Personal Papers of Sarah Emily Davies

This material is held atGirton College Archives, University of Cambridge

Scope and Content

The papers include the Family Chronicle (an account of family and other matters written by Davies in 1905, covering the years 1847-68) and papers relating to the following: London University degrees for women; Elizabeth Garrett and medical examinations; the Victoria Magazine, 1863-4; the London School Board, 1870-73; the Schools Enquiry Commission, 1864-70; admission of girls to local examinations, 1858-69; the London Association of Schoolmistresses and the Kensington Society, 1866-69; Cambridge and Oxford degrees for women, 1880-97; Girton College, 1867-1903, and the College Jubilee, 1919; and women's suffrage, 1907-18. There are also presentations, obituaries, newspaper cuttings, pamphlets and letters to the press.

Administrative / Biographical History

Sarah Emily Davies (always known as Emily), 1830-1921, was a pioneer and a leader in the campaign for women's education. Her papers reflect the work which she and her contemporaries accomplished for women in both educational and political fields and, in particular, her role in the foundation and early years of Girton College, Cambridge.

Emily Davies was born in Southampton on 22 April 1830, the daughter of the evangelical Anglican clergyman, John Davies. She spent most of her youth in Gateshead, Co. Durham, where her father was Rector of St Mary's Church from 1839 until his death in 1861. However, visits to her brother, a clergyman in London, drew her into the Langham Place Group network and led her to examine the lives of women in Gateshead and to found a branch of the Society for the Promotion of the Employment of Women in the North East.
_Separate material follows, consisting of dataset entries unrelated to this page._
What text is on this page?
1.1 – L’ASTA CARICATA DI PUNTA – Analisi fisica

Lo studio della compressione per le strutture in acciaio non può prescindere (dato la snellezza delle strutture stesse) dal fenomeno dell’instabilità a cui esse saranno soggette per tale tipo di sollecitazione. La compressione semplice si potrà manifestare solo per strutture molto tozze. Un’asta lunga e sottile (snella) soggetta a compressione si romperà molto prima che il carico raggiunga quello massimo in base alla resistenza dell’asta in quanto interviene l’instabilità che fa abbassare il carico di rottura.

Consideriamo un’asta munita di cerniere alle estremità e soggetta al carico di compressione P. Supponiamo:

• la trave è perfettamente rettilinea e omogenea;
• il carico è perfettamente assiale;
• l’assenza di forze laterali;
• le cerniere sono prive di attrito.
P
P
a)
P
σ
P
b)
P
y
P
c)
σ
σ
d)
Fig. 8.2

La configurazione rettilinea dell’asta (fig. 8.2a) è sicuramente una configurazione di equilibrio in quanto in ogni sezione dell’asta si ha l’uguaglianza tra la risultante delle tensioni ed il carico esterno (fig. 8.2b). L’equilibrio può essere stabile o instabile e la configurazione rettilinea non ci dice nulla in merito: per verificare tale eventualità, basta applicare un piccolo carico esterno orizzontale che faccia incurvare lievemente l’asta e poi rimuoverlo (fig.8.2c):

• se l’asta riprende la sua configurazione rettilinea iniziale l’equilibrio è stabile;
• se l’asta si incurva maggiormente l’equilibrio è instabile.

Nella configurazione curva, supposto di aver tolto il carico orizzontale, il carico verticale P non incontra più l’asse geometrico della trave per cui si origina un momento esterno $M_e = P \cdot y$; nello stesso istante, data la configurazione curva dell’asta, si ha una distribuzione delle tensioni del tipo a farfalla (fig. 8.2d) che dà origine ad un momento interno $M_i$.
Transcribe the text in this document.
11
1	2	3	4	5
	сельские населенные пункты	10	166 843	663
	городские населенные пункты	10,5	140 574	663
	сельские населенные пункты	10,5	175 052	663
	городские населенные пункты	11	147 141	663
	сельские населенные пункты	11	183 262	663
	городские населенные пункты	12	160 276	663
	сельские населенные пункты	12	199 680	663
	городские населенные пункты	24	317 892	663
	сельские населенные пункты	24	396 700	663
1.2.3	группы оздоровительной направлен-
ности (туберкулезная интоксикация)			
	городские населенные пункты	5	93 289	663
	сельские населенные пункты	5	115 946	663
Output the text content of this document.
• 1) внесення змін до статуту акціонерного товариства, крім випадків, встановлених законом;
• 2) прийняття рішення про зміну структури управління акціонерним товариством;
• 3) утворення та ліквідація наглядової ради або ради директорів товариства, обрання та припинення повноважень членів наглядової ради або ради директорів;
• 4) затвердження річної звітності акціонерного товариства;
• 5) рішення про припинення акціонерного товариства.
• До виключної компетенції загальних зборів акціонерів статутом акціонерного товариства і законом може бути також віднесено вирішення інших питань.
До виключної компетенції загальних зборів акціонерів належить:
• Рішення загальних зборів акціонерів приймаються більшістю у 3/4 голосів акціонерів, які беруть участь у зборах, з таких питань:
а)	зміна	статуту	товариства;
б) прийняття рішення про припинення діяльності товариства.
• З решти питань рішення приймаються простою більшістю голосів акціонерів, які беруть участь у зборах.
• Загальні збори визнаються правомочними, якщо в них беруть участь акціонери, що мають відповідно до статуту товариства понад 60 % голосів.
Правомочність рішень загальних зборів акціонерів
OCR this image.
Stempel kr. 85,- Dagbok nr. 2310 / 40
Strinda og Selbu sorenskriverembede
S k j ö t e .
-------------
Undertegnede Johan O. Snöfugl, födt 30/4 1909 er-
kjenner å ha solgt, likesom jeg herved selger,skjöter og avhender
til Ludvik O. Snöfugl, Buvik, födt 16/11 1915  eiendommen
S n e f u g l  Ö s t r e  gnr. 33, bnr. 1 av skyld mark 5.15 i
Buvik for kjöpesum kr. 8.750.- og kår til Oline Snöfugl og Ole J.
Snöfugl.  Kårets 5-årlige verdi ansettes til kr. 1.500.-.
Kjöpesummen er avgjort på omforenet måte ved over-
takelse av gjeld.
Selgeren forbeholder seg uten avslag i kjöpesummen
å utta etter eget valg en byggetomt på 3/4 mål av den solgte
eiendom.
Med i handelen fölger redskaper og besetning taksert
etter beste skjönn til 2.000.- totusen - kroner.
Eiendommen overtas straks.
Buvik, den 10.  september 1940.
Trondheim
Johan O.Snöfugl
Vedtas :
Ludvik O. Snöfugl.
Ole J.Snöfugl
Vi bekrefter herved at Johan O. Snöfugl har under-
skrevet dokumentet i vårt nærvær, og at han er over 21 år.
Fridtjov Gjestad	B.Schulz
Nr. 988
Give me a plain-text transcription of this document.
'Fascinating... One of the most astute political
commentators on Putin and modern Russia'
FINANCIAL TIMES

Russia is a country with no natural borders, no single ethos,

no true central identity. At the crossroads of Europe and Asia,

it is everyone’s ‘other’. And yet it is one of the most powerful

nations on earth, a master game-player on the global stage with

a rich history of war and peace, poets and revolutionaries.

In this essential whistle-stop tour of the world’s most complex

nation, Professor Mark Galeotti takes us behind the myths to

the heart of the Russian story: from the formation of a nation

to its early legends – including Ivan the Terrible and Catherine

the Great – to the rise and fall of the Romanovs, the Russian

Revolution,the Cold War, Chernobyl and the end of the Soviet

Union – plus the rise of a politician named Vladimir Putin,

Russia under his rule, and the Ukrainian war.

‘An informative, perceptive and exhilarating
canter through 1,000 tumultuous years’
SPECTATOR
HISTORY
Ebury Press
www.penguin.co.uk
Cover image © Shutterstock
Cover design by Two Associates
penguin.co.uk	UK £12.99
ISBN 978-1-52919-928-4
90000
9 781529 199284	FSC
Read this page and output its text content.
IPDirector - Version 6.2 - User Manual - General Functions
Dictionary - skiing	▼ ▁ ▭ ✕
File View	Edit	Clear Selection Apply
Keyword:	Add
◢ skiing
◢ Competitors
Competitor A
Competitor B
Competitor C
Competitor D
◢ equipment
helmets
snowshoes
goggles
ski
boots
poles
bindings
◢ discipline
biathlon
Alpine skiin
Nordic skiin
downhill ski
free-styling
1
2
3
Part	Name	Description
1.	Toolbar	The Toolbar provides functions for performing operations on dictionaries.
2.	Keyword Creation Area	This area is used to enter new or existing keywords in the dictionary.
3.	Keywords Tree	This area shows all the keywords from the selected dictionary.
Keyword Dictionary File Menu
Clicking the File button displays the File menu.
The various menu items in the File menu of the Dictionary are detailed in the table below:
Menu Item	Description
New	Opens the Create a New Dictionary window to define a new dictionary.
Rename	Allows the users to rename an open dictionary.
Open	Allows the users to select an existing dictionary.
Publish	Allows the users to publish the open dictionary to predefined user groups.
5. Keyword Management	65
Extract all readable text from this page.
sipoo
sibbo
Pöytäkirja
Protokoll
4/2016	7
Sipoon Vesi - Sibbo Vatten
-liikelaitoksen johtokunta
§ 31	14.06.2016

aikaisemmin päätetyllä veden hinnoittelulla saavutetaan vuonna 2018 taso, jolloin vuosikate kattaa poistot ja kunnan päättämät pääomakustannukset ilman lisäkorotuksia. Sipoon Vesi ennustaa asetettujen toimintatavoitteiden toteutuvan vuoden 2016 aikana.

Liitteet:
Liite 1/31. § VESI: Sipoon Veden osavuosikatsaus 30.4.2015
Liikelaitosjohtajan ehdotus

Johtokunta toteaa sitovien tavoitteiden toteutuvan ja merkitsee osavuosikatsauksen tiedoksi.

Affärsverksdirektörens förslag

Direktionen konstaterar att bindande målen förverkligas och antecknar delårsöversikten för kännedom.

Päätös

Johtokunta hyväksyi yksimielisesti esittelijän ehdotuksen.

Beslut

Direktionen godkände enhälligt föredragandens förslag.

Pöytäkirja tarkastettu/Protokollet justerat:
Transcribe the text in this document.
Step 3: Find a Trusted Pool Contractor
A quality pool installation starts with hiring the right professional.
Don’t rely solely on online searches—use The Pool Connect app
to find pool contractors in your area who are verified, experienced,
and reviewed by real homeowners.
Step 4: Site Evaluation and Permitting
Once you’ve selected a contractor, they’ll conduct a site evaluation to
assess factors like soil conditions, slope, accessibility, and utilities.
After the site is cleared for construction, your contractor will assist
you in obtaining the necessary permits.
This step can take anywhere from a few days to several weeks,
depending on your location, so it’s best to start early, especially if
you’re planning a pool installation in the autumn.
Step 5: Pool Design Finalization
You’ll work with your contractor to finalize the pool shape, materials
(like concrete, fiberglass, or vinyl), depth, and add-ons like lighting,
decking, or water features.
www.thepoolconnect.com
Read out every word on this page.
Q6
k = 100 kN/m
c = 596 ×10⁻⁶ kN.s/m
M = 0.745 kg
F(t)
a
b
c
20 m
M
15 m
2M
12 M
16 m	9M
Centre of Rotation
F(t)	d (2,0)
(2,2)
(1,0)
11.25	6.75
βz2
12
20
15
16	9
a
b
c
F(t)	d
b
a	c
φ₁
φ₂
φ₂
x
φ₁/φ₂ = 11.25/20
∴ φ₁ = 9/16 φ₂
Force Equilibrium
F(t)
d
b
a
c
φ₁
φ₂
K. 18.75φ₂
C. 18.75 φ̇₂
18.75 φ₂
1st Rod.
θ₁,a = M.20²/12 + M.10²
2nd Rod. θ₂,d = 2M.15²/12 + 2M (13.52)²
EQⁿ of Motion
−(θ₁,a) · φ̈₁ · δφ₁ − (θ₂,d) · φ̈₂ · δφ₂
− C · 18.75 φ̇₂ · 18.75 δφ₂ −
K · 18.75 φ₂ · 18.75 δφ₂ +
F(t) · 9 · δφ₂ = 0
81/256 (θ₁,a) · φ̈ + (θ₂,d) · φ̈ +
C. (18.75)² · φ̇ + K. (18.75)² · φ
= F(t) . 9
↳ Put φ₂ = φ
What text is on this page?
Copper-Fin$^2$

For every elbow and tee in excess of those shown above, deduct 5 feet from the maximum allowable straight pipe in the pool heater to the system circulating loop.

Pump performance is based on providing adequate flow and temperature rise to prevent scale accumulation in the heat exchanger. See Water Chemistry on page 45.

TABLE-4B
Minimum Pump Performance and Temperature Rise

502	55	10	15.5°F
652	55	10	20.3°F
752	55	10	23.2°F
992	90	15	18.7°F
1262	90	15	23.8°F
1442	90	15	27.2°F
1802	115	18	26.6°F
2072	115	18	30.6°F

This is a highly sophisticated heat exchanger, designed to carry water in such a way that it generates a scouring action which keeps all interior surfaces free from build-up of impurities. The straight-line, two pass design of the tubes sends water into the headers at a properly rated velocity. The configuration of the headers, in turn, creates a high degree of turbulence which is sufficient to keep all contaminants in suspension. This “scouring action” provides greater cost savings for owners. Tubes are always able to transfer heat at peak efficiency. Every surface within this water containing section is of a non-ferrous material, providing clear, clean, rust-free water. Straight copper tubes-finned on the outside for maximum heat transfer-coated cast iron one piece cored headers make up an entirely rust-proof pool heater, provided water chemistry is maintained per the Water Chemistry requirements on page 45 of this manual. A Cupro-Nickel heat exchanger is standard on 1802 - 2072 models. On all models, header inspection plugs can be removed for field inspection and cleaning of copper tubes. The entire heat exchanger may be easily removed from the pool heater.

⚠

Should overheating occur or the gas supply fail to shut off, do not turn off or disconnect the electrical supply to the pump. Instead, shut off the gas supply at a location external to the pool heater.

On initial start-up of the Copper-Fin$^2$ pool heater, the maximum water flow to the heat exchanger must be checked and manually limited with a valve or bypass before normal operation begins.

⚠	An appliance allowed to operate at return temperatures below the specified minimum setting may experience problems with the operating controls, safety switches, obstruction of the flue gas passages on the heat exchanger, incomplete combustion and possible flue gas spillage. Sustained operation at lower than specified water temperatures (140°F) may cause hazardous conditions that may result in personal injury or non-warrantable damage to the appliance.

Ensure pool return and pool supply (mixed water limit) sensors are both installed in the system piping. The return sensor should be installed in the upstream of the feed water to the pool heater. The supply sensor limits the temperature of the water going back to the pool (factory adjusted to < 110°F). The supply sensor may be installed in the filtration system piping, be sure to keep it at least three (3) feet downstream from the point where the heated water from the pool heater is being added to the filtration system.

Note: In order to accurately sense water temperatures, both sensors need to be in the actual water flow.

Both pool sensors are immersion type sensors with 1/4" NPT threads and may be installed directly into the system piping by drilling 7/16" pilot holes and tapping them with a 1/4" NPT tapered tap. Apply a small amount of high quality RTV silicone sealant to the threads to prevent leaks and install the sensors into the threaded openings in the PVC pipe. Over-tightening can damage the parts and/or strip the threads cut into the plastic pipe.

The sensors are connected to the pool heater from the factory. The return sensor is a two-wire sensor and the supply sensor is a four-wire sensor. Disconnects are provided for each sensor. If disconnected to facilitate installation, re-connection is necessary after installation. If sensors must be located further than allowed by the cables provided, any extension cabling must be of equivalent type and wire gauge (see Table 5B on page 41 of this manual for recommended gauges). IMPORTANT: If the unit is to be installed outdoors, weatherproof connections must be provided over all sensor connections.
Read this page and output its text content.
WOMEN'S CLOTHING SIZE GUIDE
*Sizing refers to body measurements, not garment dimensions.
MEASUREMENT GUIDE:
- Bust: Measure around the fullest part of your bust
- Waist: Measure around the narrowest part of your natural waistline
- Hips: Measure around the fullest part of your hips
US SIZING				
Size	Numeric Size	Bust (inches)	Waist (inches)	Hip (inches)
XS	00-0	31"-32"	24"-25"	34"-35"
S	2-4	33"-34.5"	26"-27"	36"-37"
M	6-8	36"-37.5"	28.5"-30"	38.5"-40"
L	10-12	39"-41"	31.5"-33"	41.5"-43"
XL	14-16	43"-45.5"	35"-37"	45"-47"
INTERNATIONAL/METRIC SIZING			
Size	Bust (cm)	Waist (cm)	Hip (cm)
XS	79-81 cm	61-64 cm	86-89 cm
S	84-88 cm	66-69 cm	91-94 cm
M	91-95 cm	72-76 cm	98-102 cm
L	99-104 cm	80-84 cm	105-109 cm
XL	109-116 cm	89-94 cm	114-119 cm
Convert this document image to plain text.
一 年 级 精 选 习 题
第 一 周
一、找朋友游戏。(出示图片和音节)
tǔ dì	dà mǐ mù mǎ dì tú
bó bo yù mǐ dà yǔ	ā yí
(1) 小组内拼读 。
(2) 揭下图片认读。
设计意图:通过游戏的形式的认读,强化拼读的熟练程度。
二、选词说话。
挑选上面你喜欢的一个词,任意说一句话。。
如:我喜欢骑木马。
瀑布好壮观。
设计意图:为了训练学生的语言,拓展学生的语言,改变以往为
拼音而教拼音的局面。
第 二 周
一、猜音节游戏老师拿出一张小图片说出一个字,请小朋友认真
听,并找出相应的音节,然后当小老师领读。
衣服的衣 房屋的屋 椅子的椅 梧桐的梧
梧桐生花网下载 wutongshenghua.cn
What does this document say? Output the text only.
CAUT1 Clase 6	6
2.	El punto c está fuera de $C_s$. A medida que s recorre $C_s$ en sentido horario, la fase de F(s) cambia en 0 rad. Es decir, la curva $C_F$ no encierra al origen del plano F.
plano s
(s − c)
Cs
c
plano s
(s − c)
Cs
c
After her father's death she moved to London in 1862 which brought her into closer contact with friends such as Elizabeth Garrett (Anderson) and Barbara Leigh Smith (Bodichon) and enabled her to play a more active role in the women's movement. She immediately became involved with campaigns to improve women's education, including those to admit women to University of London degrees, to admit girls to the Cambridge Local Examinations and for the inclusion of girls' schools in the Schools Enquiry Commission. These campaigns led to other activities; she was a founder of the Kensington Society and of the London Association of Schoolmistresses and she was one of the first women to be elected to the London School Board. She was also active in the campaign for women's suffrage.

Although her early successes were in securing improved secondary education for girls, Emily Davies' central concern was the provision of higher education for women, and it is for this that she is best remembered. Her vision to establish a college 'designed to hold in relation to girls' schools and home teaching a position analogous to that occupied by the universities towards public schools for boys' provided the first opportunity in the country for women to receive a university education on exactly the same terms as men and led to the foundation of Girton College in 1869.

Apart from periods of residence at Girton College, Emily Davies continued to live in London until her death, and after her retirement from Girton resumed her involvement in the suffrage movement. Throughout her life she was an active and vigorous committee woman. She published extensively on educational and suffrage issues and she was for a period editor of both the English Woman's Journal and the Victoria Magazine.

Access Information

Open to bona fide scholars and by appointment only.

Please cite as Girton College Archive, Cambridge, Personal Papers of Sarah Emily Davies, GCPP Davies

Acquisition Information

These papers were given to Girton College by members of Emily Davies' family, the bulk being received from Miss Llewellyn Davies in 1930.

Other Finding Aids

As at Sep 2008 an online catalogue was available at http://janus.lib.cam.ac.uk/

The papers were originally catalogued in 1977 by Marguerite Gollancz. Her catalogue was transferred to a database in Microsoft Access in 2002. A family tree is available.

Archivist's Note

Collection Description taken from JANUS in Sep 2008 as part of Genesis 2008 Project

Bibliography

Barbara Stephen, 'Emily Davies and Girton College', pub. Constable and Co Ltd, London 1927. Also Daphne Bennett, 'Emily Davies and the Liberation of Women', pub. Deutsch, 1990. Also, Ann Murphy and Deirdre Raftery (eds) 'Emily Davies: Collected Letters 1861-1875', University of Virginia Press, 2004.